Apple is soon going to launch its 5-nanometer-based A14X processor that is designed specifically for the first Apple Silicon Mac and the next-generation iPad Pro. This processor will enter mass production in the fourth quarter of 2020 as has been reported by DigiTimes.
This will be manufactured at TSMC for the new Apple Silicon processors and the monthly productions are estimated to be 5,000-6,000 wafers, according to the sources from the industry. Apple is gearing up for the upcoming launch of its new MacBook and iPad Pro series powered by its self-designed Arm-based processors.
TSMC had announced a $25 billion investment in the new 5nm node technology last year and it remains the exclusive supplier of Apple’s processors. The first product using this processor will perhaps be a super-lightweight 12-inch MacBook with a battery life of 15 to 20 hours.

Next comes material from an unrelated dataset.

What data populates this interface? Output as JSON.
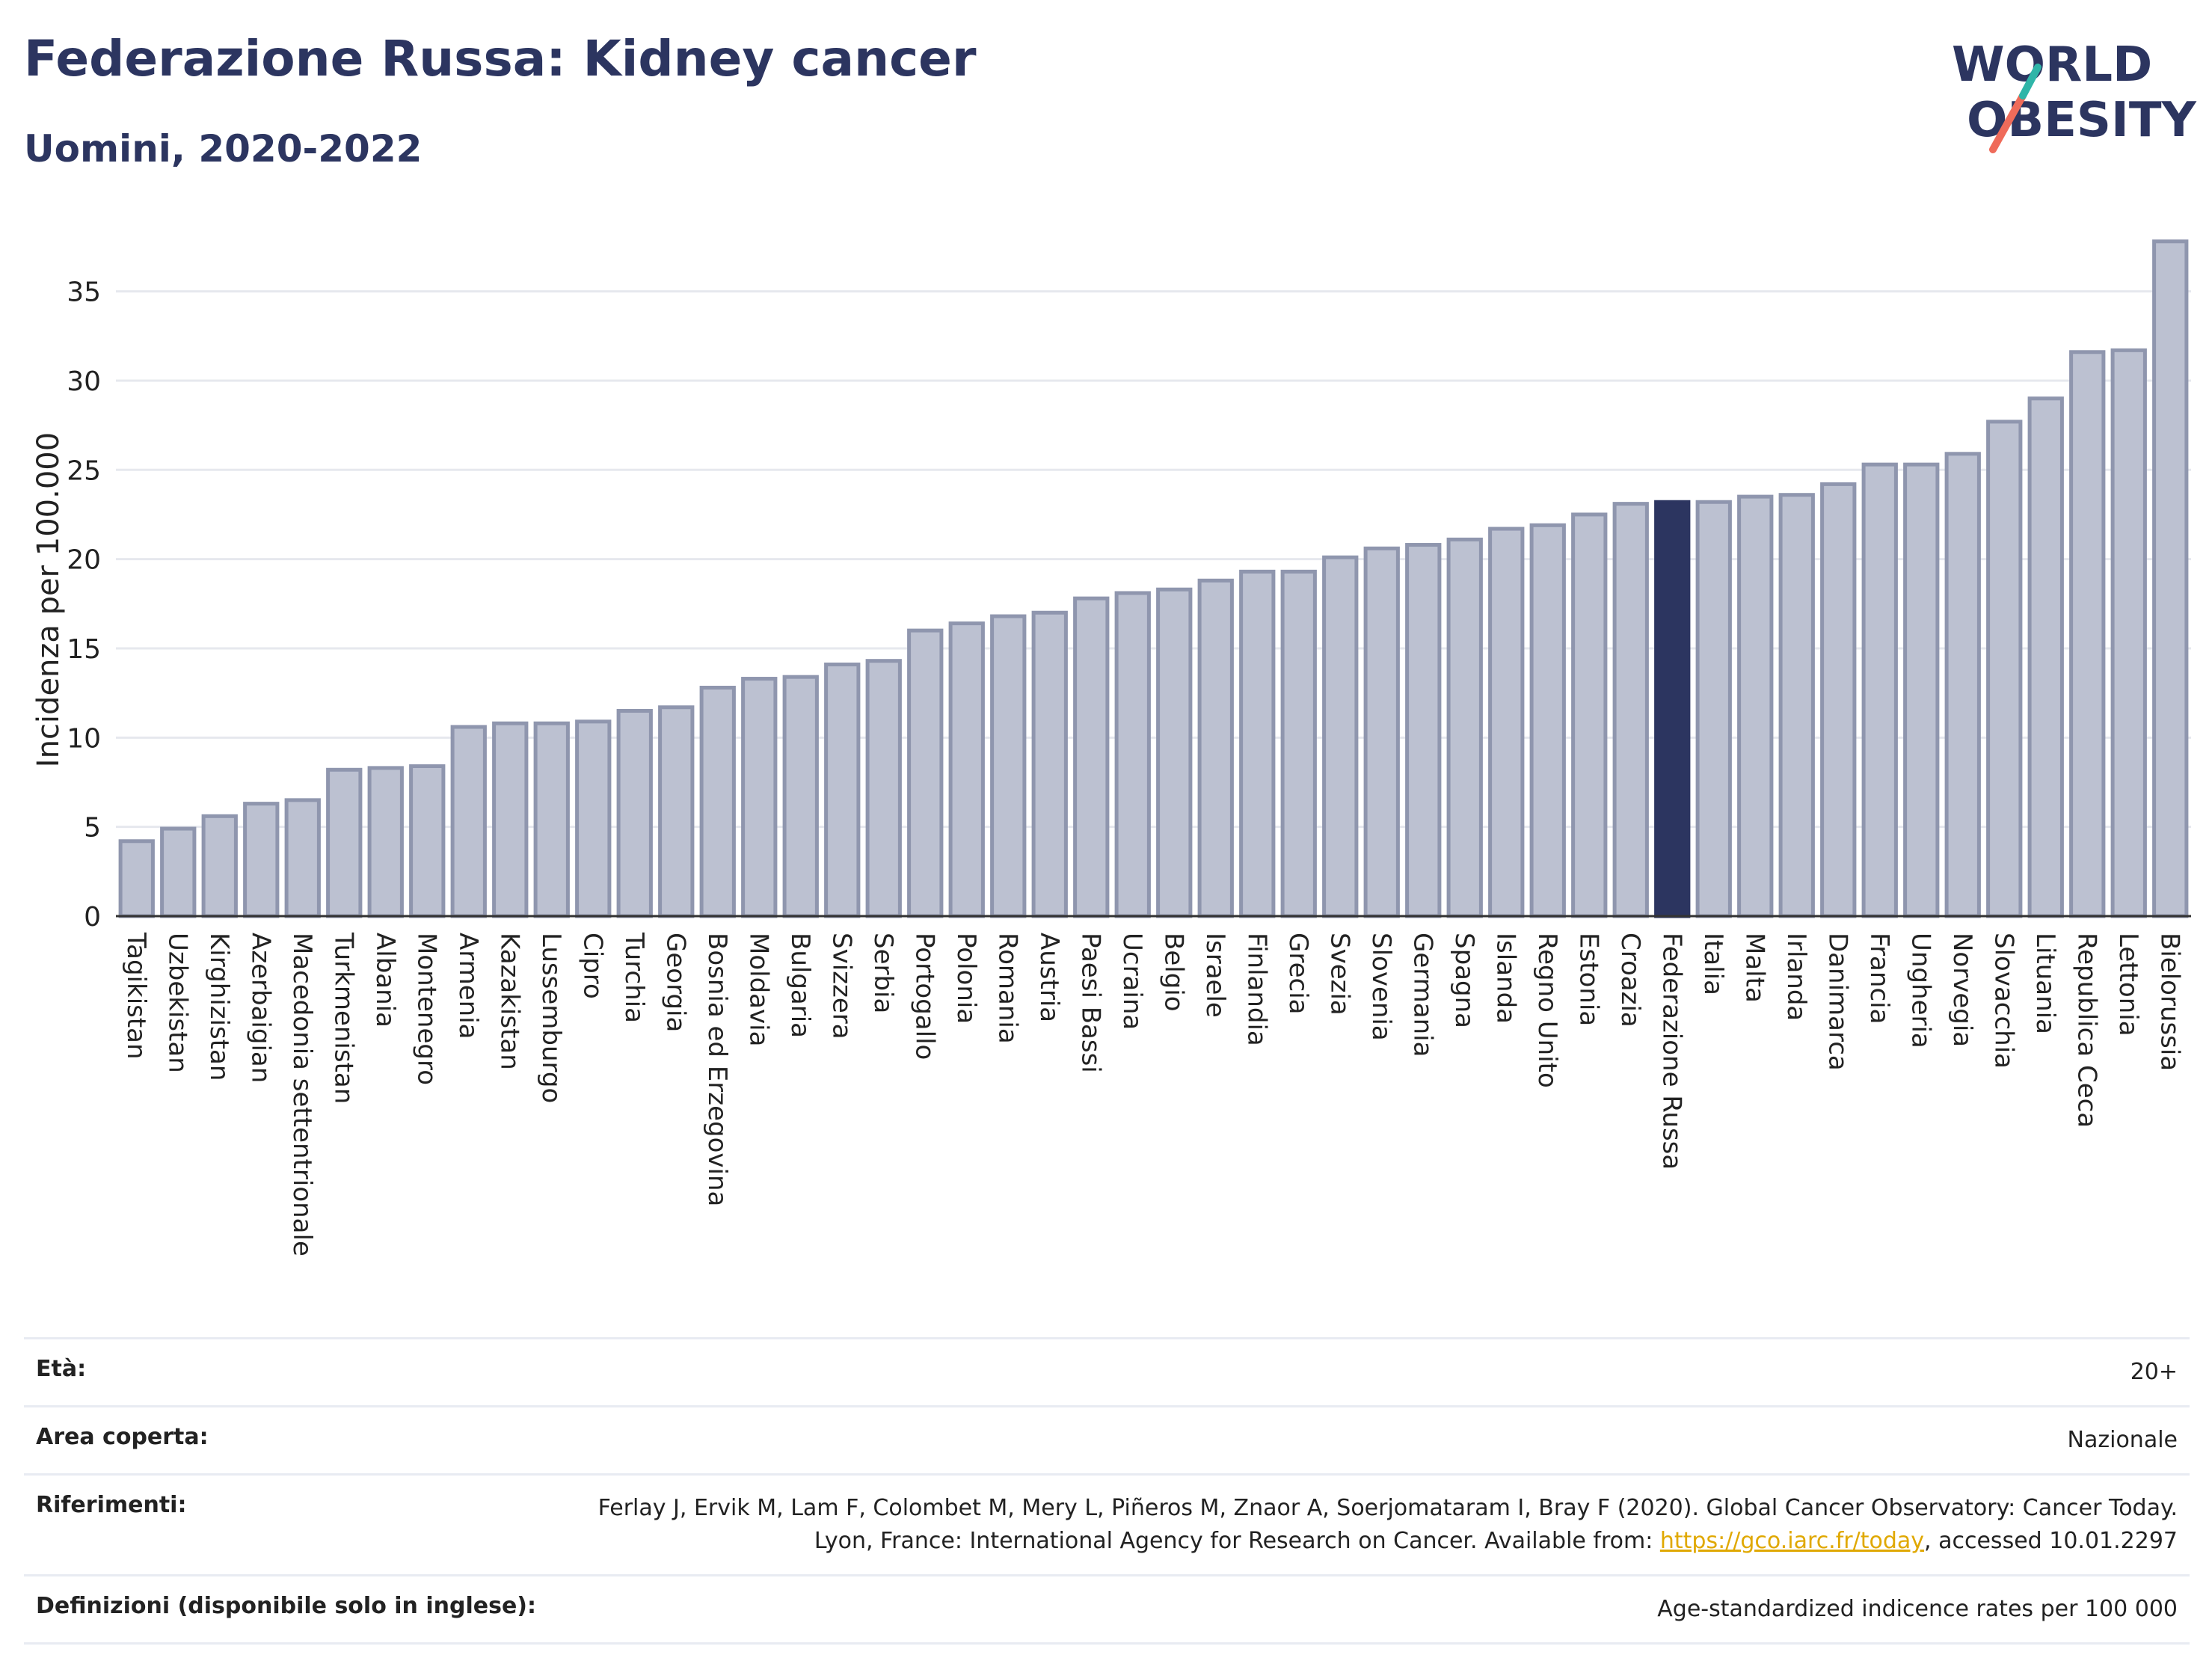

This chipset will reportedly be used in the upcoming iPhone 12 models. The processor is Codenamed “Tonga”. At its WWDC developer conference in June 2020, Apple has already stated that the Macs will no longer use the Intel x86-based CPUs.
According to Bloomberg, Apple is currently developing at least three Mac processors based on the A14 chip. The first self-manufactured processors will have 12 cores, including eight high-performance cores and at least four energy-efficient cores.

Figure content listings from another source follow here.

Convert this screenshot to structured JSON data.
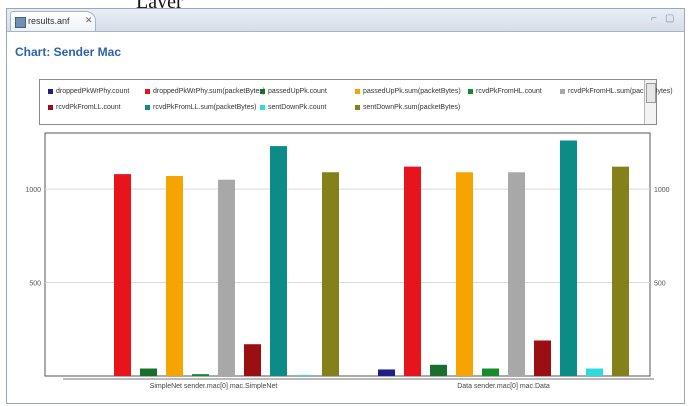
{
  "page_caption": "Layer",
  "window": {
    "tab_label": "results.anf",
    "tab_close": "✕",
    "minimize": "⌐",
    "maximize": "▢"
  },
  "colors": {
    "accent_title": "#2a62a8",
    "grid": "#d9d9d9",
    "axis": "#555555"
  },
  "icons": [
    "results-file-icon",
    "close-icon",
    "minimize-icon",
    "maximize-icon"
  ],
  "chart_data": {
    "type": "bar",
    "title": "Chart: Sender Mac",
    "xlabel": "",
    "ylabel": "",
    "ylim": [
      0,
      1300
    ],
    "yticks": [
      {
        "value": 500,
        "label": "500"
      },
      {
        "value": 1000,
        "label": "1000"
      }
    ],
    "grid": true,
    "legend_position": "top",
    "categories": [
      "SimpleNet sender.mac[0] mac.SimpleNet",
      "Data sender.mac[0] mac.Data"
    ],
    "series": [
      {
        "name": "droppedPkWrPhy.count",
        "color": "#1f1f8c",
        "values": [
          0,
          35
        ]
      },
      {
        "name": "droppedPkWrPhy.sum(packetBytes)",
        "color": "#e8141b",
        "values": [
          1080,
          1120
        ]
      },
      {
        "name": "passedUpPk.count",
        "color": "#1a6f2c",
        "values": [
          40,
          60
        ]
      },
      {
        "name": "passedUpPk.sum(packetBytes)",
        "color": "#f5a400",
        "values": [
          1070,
          1090
        ]
      },
      {
        "name": "rcvdPkFromHL.count",
        "color": "#178a2c",
        "values": [
          10,
          40
        ]
      },
      {
        "name": "rcvdPkFromHL.sum(packetBytes)",
        "color": "#a8a8a8",
        "values": [
          1050,
          1090
        ]
      },
      {
        "name": "rcvdPkFromLL.count",
        "color": "#9b0f12",
        "values": [
          170,
          190
        ]
      },
      {
        "name": "rcvdPkFromLL.sum(packetBytes)",
        "color": "#0c8c86",
        "values": [
          1230,
          1260
        ]
      },
      {
        "name": "sentDownPk.count",
        "color": "#2fd9de",
        "values": [
          5,
          40
        ]
      },
      {
        "name": "sentDownPk.sum(packetBytes)",
        "color": "#84801a",
        "values": [
          1090,
          1120
        ]
      }
    ]
  }
}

Also, the second generation of Mac processors based on the A15 chip is already under the process of being developed as well. It is speculated that Apple is rumored to be planning to release a high-end 12.9-inch iPad Pro with a mini-LED display that is supplied by Innolux in the first half of 2021.
Apple was originally planning to launch the device in the fall of 2020, but the pandemic took away this opportunity. However, trial production on the new iPad Pro reportedly began in June and we can expect a range of products very soon with the new set of Apple’s own processor and technology.